The Extremism of Clowns and Fools
1st March 2019
Rabbi Mizrachi is perhaps the best illustration we have in the Jewish community of the manner in which the internet provides a platform through which extremist discourse can reach a worldwide audience. He is also a good example of the power of the politics of outrage.
Mizrachi is best known as an internet preacher, although he has recently published a book. He might best be described as, essentially, a clown. Not unlike his fellow travellers in other religions or in politics, he plays to the gallery. His messages are both simple and clear, delivered with showmanship, in the expectation that the lack of critical faculties, education and discernment in his audience will save him from serious challenge. He is also a bully who threatens his critics with the fires of Gehinnom or “a thousand times Auschwitz” when challenged. Like a bully, he backs down when faced with opposition from powerful organisations.
Here are some of Mizrachi’s greatest hits:
- “Down syndrome, autistic and any other problem it’s a punishment as a result of a previous life”
- “Mixed parties bring tragedies to our children, there’s more accidents, there’s more cancer, every minute there’s a new Jew who gets cancer in the world, every minute. And that’s because of the way the women dress, and that’s because of the sins that guys and girls makes together”
- A non-virgin girl is “like an open bottle of Coke”, a “used product”
- “Look what happened when US gave blacks rights“
- The gay professor in the university (makes “mincing” gesture) ooo! You a rabbi! We are in the 21st century!”
- “Chinese (people), it’s one copy machine from 7/11 make 2 billion copies, all of them straight black hair, yellow skin, eyes like this… If I showed you I had in my computer, a picture of 20 Chinese, all of them twins!”
- “Technically, there’s almost not one goy in the world who didn’t steal at least not once in his life”

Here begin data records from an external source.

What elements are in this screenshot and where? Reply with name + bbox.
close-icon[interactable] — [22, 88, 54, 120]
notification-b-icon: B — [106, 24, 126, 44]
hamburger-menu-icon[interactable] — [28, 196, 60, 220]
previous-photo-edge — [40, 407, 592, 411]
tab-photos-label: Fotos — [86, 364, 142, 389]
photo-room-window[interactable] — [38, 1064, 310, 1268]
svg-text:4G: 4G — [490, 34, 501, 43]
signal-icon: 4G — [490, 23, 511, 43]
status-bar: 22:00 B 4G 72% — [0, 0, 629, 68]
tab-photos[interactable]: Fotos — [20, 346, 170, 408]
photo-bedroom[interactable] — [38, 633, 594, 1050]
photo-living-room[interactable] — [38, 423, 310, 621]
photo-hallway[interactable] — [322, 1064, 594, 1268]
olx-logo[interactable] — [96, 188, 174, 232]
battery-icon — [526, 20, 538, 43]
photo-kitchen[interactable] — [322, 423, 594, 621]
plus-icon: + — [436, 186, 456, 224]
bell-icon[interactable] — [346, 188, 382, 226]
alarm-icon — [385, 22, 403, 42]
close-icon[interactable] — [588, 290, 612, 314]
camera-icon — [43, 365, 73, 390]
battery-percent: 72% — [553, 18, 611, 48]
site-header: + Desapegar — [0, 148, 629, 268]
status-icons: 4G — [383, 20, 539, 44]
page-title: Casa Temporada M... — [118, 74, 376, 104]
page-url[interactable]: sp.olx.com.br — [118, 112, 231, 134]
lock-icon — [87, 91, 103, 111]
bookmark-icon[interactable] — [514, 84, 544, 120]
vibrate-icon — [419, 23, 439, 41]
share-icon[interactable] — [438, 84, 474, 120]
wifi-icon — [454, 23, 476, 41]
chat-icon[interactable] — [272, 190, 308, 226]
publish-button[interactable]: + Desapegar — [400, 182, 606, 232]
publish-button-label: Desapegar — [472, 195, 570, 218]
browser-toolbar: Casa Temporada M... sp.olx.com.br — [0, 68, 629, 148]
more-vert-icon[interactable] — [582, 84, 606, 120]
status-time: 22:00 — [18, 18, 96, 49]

It is the patterns of discourse that reveal the commonalities between religious and political extremists. Nobody is claiming that Mizrachi’s followers are planning a campaign of bombs and stabbings. He is neither Hitler nor Nasrallah. But extremism is not just about violence: a view that is shared by the UK Government. It is about the creation of an environment dominated by fear and hatred of the other, a self-imposed ghetto of isolation whose walls are constructed from paranoia and ideological conformity. Like all such extremist societies, evildoers are protected as long as they belong to the right club, the criticism of authority is punished without mercy and the reins of power are in the hands of a self-perpetuating élite.

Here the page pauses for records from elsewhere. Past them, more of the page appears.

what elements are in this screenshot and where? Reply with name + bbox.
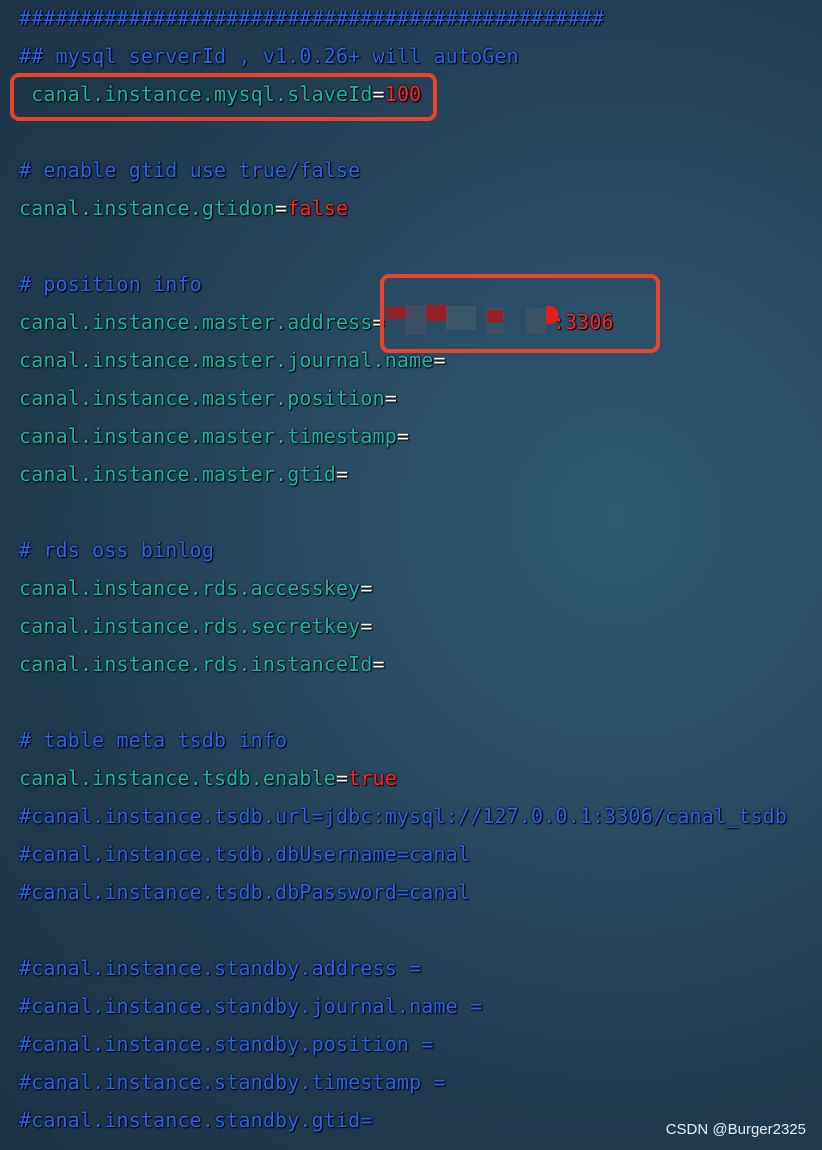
comment-text: #canal.instance.tsdb.dbPassword=canal — [19, 880, 471, 904]
config-key: canal.instance.master.journal.name — [19, 348, 434, 372]
config-line: canal.instance.gtidon=false — [19, 189, 787, 227]
comment-text: #canal.instance.standby.timestamp = — [19, 1070, 446, 1094]
config-line: canal.instance.rds.instanceId= — [19, 645, 787, 683]
config-line: canal.instance.rds.secretkey= — [19, 607, 787, 645]
comment-text: #canal.instance.standby.journal.name = — [19, 994, 483, 1018]
comment-line: # enable gtid use true/false — [19, 151, 787, 189]
equals-sign: = — [372, 652, 385, 676]
config-key: canal.instance.master.timestamp — [19, 424, 397, 448]
comment-text: # table meta tsdb info — [19, 728, 288, 752]
comment-text: # rds oss binlog — [19, 538, 215, 562]
config-key: canal.instance.master.gtid — [19, 462, 336, 486]
comment-text: #canal.instance.standby.address = — [19, 956, 422, 980]
comment-line: #canal.instance.tsdb.dbPassword=canal — [19, 873, 787, 911]
equals-sign: = — [360, 614, 373, 638]
comment-line: #canal.instance.tsdb.url=jdbc:mysql://12… — [19, 797, 787, 835]
config-line: canal.instance.master.gtid= — [19, 455, 787, 493]
equals-sign: = — [384, 386, 397, 410]
comment-line: #canal.instance.standby.timestamp = — [19, 1063, 787, 1101]
comment-line: # table meta tsdb info — [19, 721, 787, 759]
equals-sign: = — [275, 196, 288, 220]
comment-text: # enable gtid use true/false — [19, 158, 361, 182]
highlight-box-slaveid — [10, 73, 437, 121]
comment-text: #canal.instance.standby.position = — [19, 1032, 434, 1056]
comment-text: #canal.instance.standby.gtid= — [19, 1108, 373, 1132]
equals-sign: = — [335, 462, 349, 486]
config-value: false — [287, 196, 349, 220]
config-line: canal.instance.master.timestamp= — [19, 417, 787, 455]
config-key: canal.instance.rds.secretkey — [19, 614, 361, 638]
comment-text: #canal.instance.tsdb.url=jdbc:mysql://12… — [19, 804, 788, 828]
equals-sign: = — [360, 576, 373, 600]
comment-line: #canal.instance.standby.journal.name = — [19, 987, 787, 1025]
config-line: canal.instance.master.position= — [19, 379, 787, 417]
config-key: canal.instance.rds.accesskey — [19, 576, 361, 600]
config-key: canal.instance.rds.instanceId — [19, 652, 373, 676]
watermark: CSDN @Burger2325 — [665, 1121, 806, 1138]
equals-sign: = — [396, 424, 410, 448]
comment-text: # position info — [19, 272, 202, 296]
comment-text: ## mysql serverId , v1.0.26+ will autoGe… — [19, 44, 519, 68]
config-key: canal.instance.gtidon — [19, 196, 276, 220]
comment-line: #canal.instance.standby.position = — [19, 1025, 787, 1063]
config-key: canal.instance.master.address — [19, 310, 373, 334]
comment-text: #canal.instance.tsdb.dbUsername=canal — [19, 842, 471, 866]
comment-line: #canal.instance.tsdb.dbUsername=canal — [19, 835, 787, 873]
config-key: canal.instance.tsdb.enable — [19, 766, 336, 790]
config-line: canal.instance.rds.accesskey= — [19, 569, 787, 607]
comment-line: ########################################… — [19, 0, 787, 37]
config-line: canal.instance.tsdb.enable=true — [19, 759, 787, 797]
comment-text: ########################################… — [19, 6, 605, 30]
config-value: true — [348, 766, 397, 790]
comment-line: ## mysql serverId , v1.0.26+ will autoGe… — [19, 37, 787, 75]
comment-line: #canal.instance.standby.address = — [19, 949, 787, 987]
comment-line: # rds oss binlog — [19, 531, 787, 569]
config-key: canal.instance.master.position — [19, 386, 385, 410]
config-editor[interactable]: ########################################… — [19, 0, 787, 1139]
equals-sign: = — [335, 766, 349, 790]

Mizrachi’s extremism is another ideology of protest. It comes from same deep vat of bile, self-justification and the desire for privilege that powers both the far Right and the far Left. It is a view that spurns complexity, subtlety and thoughtfulness. It is significant that the loudest argument it can marshal in its own defence is a supposed appeal to free speech. Mizrachi is presented, like ‘Tommy Robinson’, David Irving, George Galloway and David Icke as someone who The Powerful And The Politically Correct want to silence. It is the classic “punching up” positioning: “What are you scared of? He only speaks the truth!”
This argument is transparently self-serving and hypocritical. Mizrachi was quick to join the vicious and unjustified lynch campaign against Senior Rabbi Dweck. He is happy to call for the ‘cancellation of democracy’ to suit his agenda. He believes that the ultimate arbiter of world Judaism should be the unaccountable nonagenarians of the Jerusalem-based ultra-orthodox Eda Haredis religious court. His stated positions leave one in little doubt that were his political programme to be implemented, it would result in a sort of rabbinic ISIS, a “caliphate of the gedolim”. We spent years in the UK ignoring extremist rhetoric as a sort of joke for credulous fools. Continuing to indulge it is a foolhardy strategy.
Mizrachi has been loudly opposed throughout the Jewish community. It is gratifying to see that common decency is not dead and that so many Jews are prepared to fight to preserve civil discourse and oppose extremism and internal radicalisation.
To quote the journalist Jenni Frazer, “British Jews know offensive bigotry when they see it.”